Sevinç içinde bütün malzemelerimizi ortalığa saçıp yaydık. Dağ güneşinin samimiyetsizliğine bile bile kanmıştık. Malzemelerimizi hiç sakınmıyoruz; esecek sert rüzgara, yağacak kara, yağmura, doluya razıyız. Hemen oltalarımıza sarıldık. Nasıl özlemişiz alabalık avlamayı, dağlarda olmayı. Özlem taşmış besbelli...

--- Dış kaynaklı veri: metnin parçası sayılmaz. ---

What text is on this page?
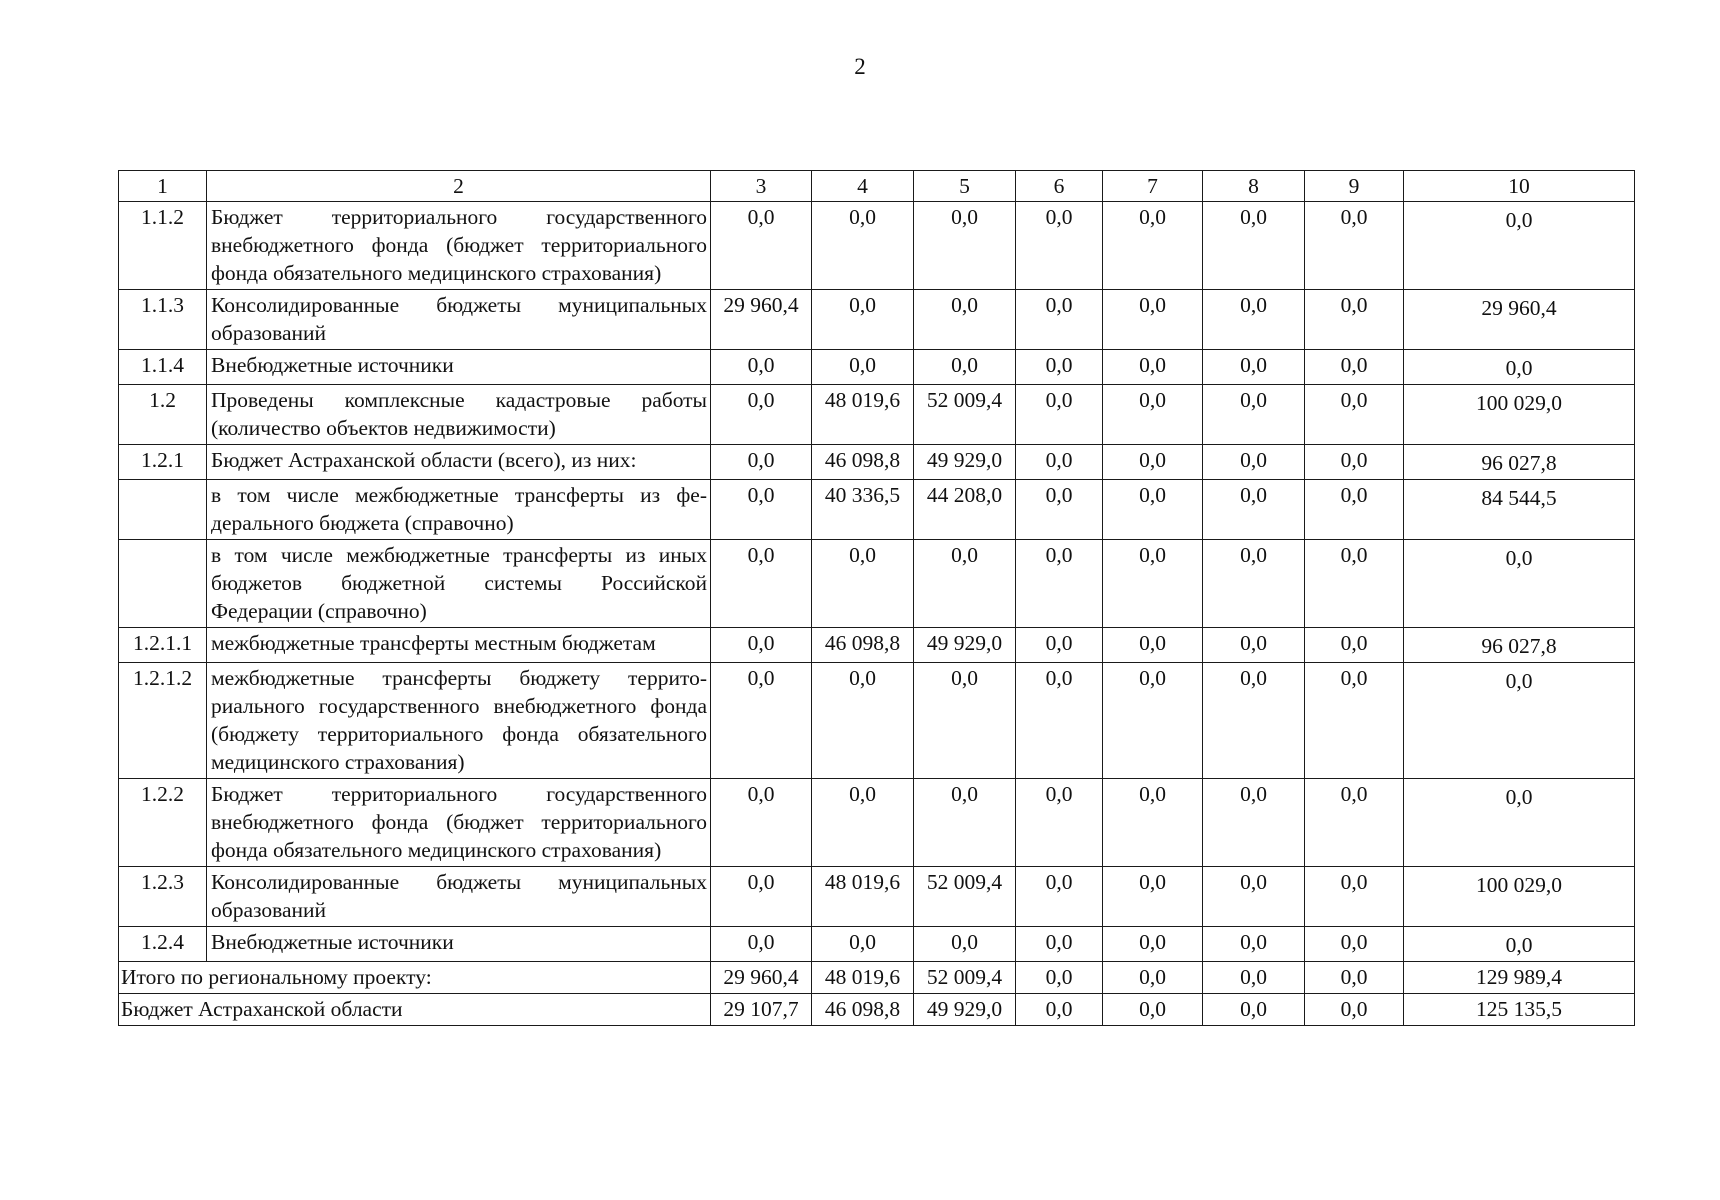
2
1	2	3	4	5	6	7	8	9	10
1.1.2	Бюджет территориального государственного внебюджетного фонда (бюджет территориального фонда обязательного медицинского страхования)	0,0	0,0	0,0	0,0	0,0	0,0	0,0	0,0
1.1.3	Консолидированные бюджеты муниципальных образований	29 960,4	0,0	0,0	0,0	0,0	0,0	0,0	29 960,4
1.1.4	Внебюджетные источники	0,0	0,0	0,0	0,0	0,0	0,0	0,0	0,0
1.2	Проведены комплексные кадастровые работы (количество объектов недвижимости)	0,0	48 019,6	52 009,4	0,0	0,0	0,0	0,0	100 029,0
1.2.1	Бюджет Астраханской области (всего), из них:	0,0	46 098,8	49 929,0	0,0	0,0	0,0	0,0	96 027,8
	в том числе межбюджетные трансферты из федерального бюджета (справочно)	0,0	40 336,5	44 208,0	0,0	0,0	0,0	0,0	84 544,5
	в том числе межбюджетные трансферты из иных бюджетов бюджетной системы Российской Федерации (справочно)	0,0	0,0	0,0	0,0	0,0	0,0	0,0	0,0
1.2.1.1	межбюджетные трансферты местным бюджетам	0,0	46 098,8	49 929,0	0,0	0,0	0,0	0,0	96 027,8
1.2.1.2	межбюджетные трансферты бюджету территориального государственного внебюджетного фонда (бюджету территориального фонда обязательного медицинского страхования)	0,0	0,0	0,0	0,0	0,0	0,0	0,0	0,0
1.2.2	Бюджет территориального государственного внебюджетного фонда (бюджет территориального фонда обязательного медицинского страхования)	0,0	0,0	0,0	0,0	0,0	0,0	0,0	0,0
1.2.3	Консолидированные бюджеты муниципальных образований	0,0	48 019,6	52 009,4	0,0	0,0	0,0	0,0	100 029,0
1.2.4	Внебюджетные источники	0,0	0,0	0,0	0,0	0,0	0,0	0,0	0,0
Итого по региональному проекту:		29 960,4	48 019,6	52 009,4	0,0	0,0	0,0	0,0	129 989,4
Бюджет Астраханской области		29 107,7	46 098,8	49 929,0	0,0	0,0	0,0	0,0	125 135,5
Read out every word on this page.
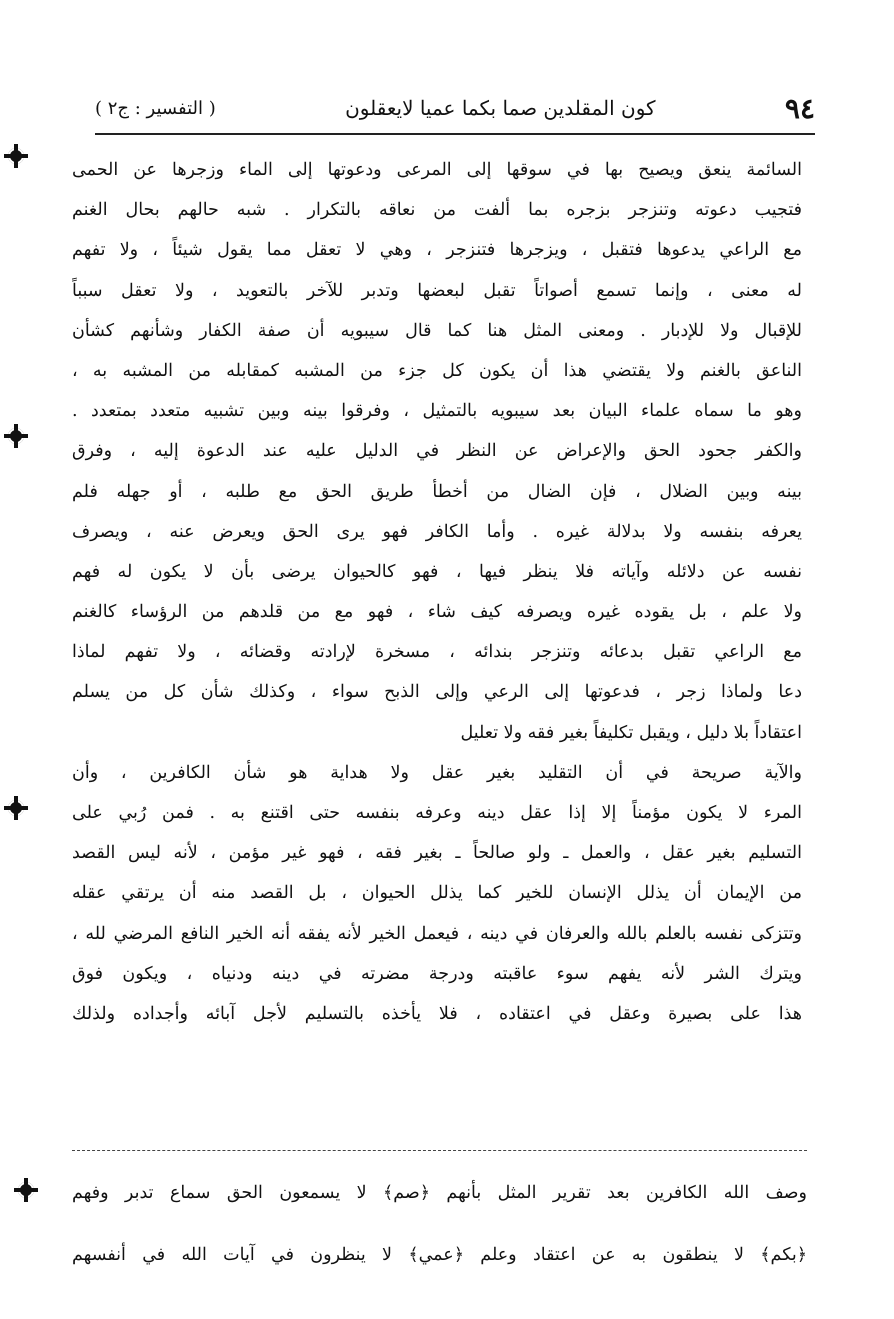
٩٤
كون المقلدين صما بكما عميا لايعقلون
( التفسير : ج٢ )
السائمة ينعق ويصيح بها في سوقها إلى المرعى ودعوتها إلى الماء وزجرها عن الحمى
فتجيب دعوته وتنزجر بزجره بما ألفت من نعاقه بالتكرار . شبه حالهم بحال الغنم
مع الراعي يدعوها فتقبل ، ويزجرها فتنزجر ، وهي لا تعقل مما يقول شيئاً ، ولا تفهم
له معنى ، وإنما تسمع أصواتاً تقبل لبعضها وتدبر للآخر بالتعويد ، ولا تعقل سبباً
للإقبال ولا للإدبار . ومعنى المثل هنا كما قال سيبويه أن صفة الكفار وشأنهم كشأن
الناعق بالغنم ولا يقتضي هذا أن يكون كل جزء من المشبه كمقابله من المشبه به ،
وهو ما سماه علماء البيان بعد سيبويه بالتمثيل ، وفرقوا بينه وبين تشبيه متعدد بمتعدد .
والكفر جحود الحق والإعراض عن النظر في الدليل عليه عند الدعوة إليه ، وفرق
بينه وبين الضلال ، فإن الضال من أخطأ طريق الحق مع طلبه ، أو جهله فلم
يعرفه بنفسه ولا بدلالة غيره . وأما الكافر فهو يرى الحق ويعرض عنه ، ويصرف
نفسه عن دلائله وآياته فلا ينظر فيها ، فهو كالحيوان يرضى بأن لا يكون له فهم
ولا علم ، بل يقوده غيره ويصرفه كيف شاء ، فهو مع من قلدهم من الرؤساء كالغنم
مع الراعي تقبل بدعائه وتنزجر بندائه ، مسخرة لإرادته وقضائه ، ولا تفهم لماذا
دعا ولماذا زجر ، فدعوتها إلى الرعي وإلى الذبح سواء ، وكذلك شأن كل من يسلم
اعتقاداً بلا دليل ، ويقبل تكليفاً بغير فقه ولا تعليل
والآية صريحة في أن التقليد بغير عقل ولا هداية هو شأن الكافرين ، وأن
المرء لا يكون مؤمناً إلا إذا عقل دينه وعرفه بنفسه حتى اقتنع به . فمن رُبي على
التسليم بغير عقل ، والعمل ـ ولو صالحاً ـ بغير فقه ، فهو غير مؤمن ، لأنه ليس القصد
من الإيمان أن يذلل الإنسان للخير كما يذلل الحيوان ، بل القصد منه أن يرتقي عقله
وتتزكى نفسه بالعلم بالله والعرفان في دينه ، فيعمل الخير لأنه يفقه أنه الخير النافع المرضي لله ،
ويترك الشر لأنه يفهم سوء عاقبته ودرجة مضرته في دينه ودنياه ، ويكون فوق
هذا على بصيرة وعقل في اعتقاده ، فلا يأخذه بالتسليم لأجل آبائه وأجداده ولذلك
وصف الله الكافرين بعد تقرير المثل بأنهم ﴿صم﴾ لا يسمعون الحق سماع تدبر وفهم
﴿بكم﴾ لا ينطقون به عن اعتقاد وعلم ﴿عمي﴾ لا ينظرون في آيات الله في أنفسهم
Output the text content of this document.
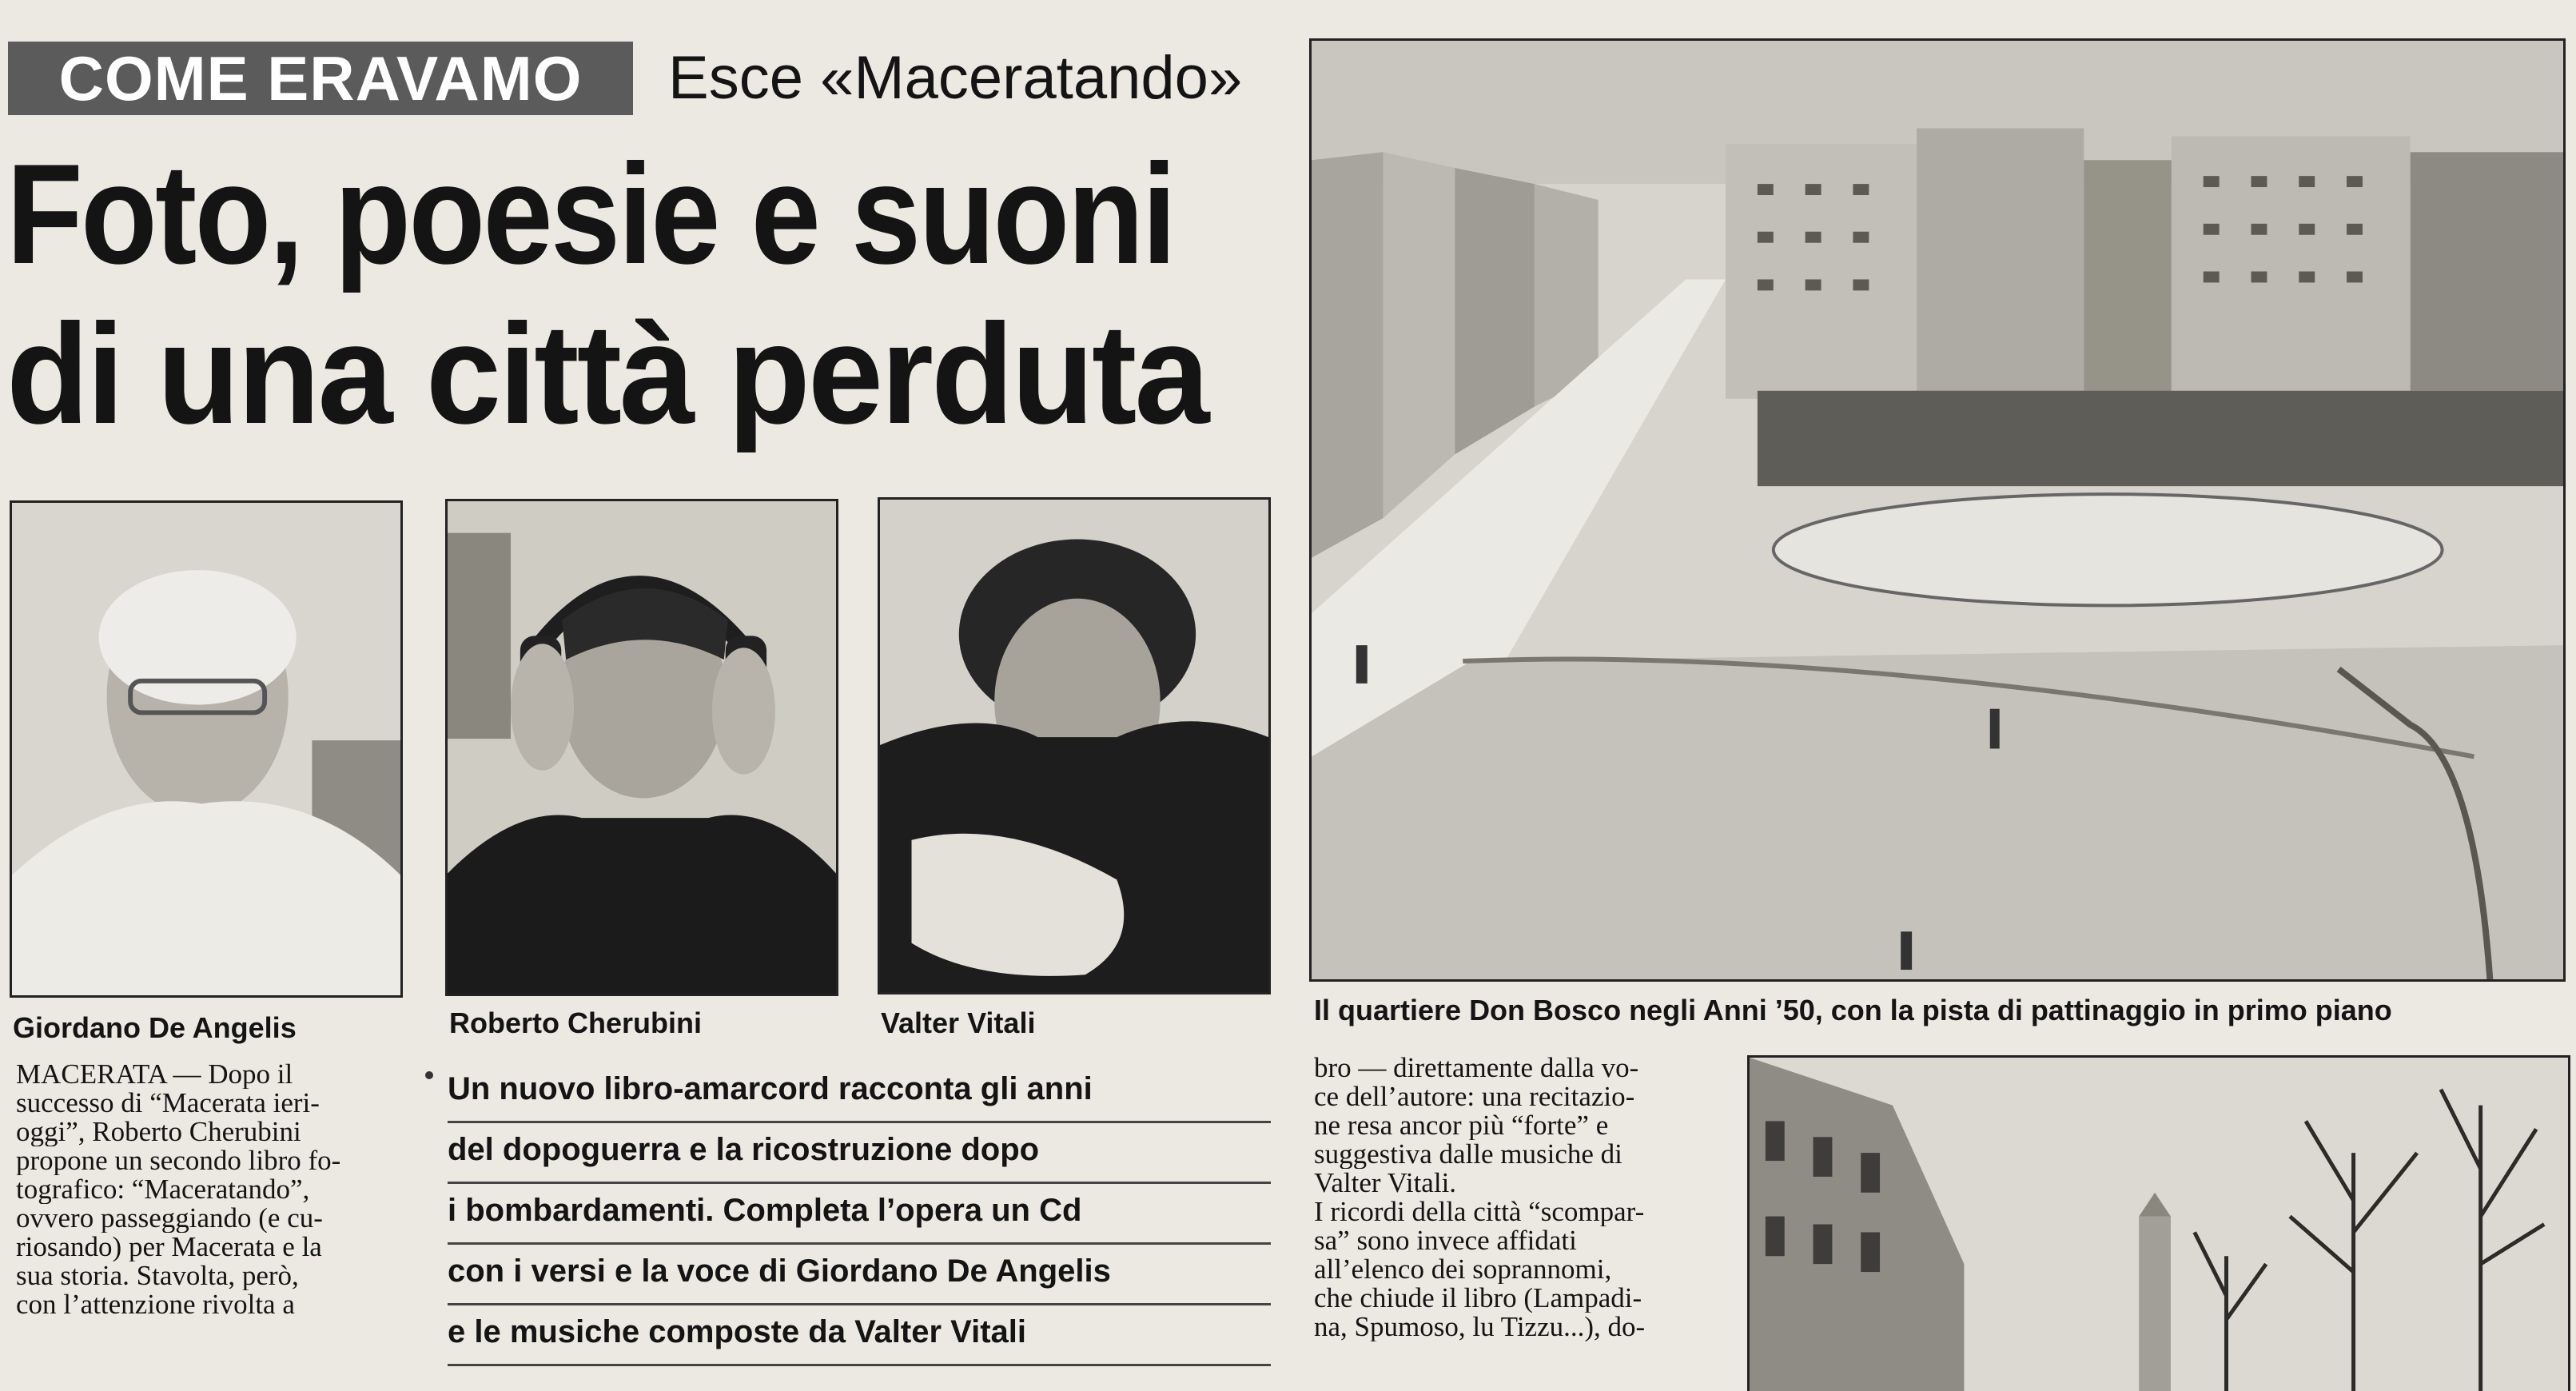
COME ERAVAMO	Esce «Maceratando»
Foto, poesie e suoni
di una città perduta
Giordano De Angelis	Roberto Cherubini	Valter Vitali	Il quartiere Don Bosco negli Anni ’50, con la pista di pattinaggio in primo piano
MACERATA — Dopo il
successo di “Macerata ieri-
oggi”, Roberto Cherubini
propone un secondo libro fo-
tografico: “Maceratando”,
ovvero passeggiando (e cu-
riosando) per Macerata e la
sua storia. Stavolta, però,
con l’attenzione rivolta a
Un nuovo libro-amarcord racconta gli anni
del dopoguerra e la ricostruzione dopo
i bombardamenti. Completa l’opera un Cd
con i versi e la voce di Giordano De Angelis
e le musiche composte da Valter Vitali
bro — direttamente dalla vo-
ce dell’autore: una recitazio-
ne resa ancor più “forte” e
suggestiva dalle musiche di
Valter Vitali.
I ricordi della città “scompar-
sa” sono invece affidati
all’elenco dei soprannomi,
che chiude il libro (Lampadi-
na, Spumoso, lu Tizzu...), do-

Gölü bir- iki turlayıp avladık; ne bir takip, ne bir dokunuş yok. Arabanın yanında toplanıp yemek hazırlıklarına başladık. Hazırlıkları yaparken etraftaki dağınıklığımız da düzene girmeye başladı. (unutmadan söyleyeyim her zaman çöplerimiz bizimle dönmüştür. Hatta kimi zaman malzeme kılığında eve girmiştir) Karınlar doydu. Çay faslına geçmek üzereyken yoğun sis çaktırmadan üstümüze çöküverdi. Üç kişi yanan bir kütüğün etrafında birbirimizi göremez olduk. Anlaşılan bugün dört hatta beş mevsim yaşayacağız. Dağ hali böyle...
Yoğun sis içinde etrafımızı göremeden olta atıyoruz. At çek, at çek hikaye... Enver, yemli oltasının başında. Cemal'le, ben olta attığımız yerleri birbirimize terk ederek dönüyoruz gölün etrafında... Yorulunca ateş başına gelip dinleniyoruz...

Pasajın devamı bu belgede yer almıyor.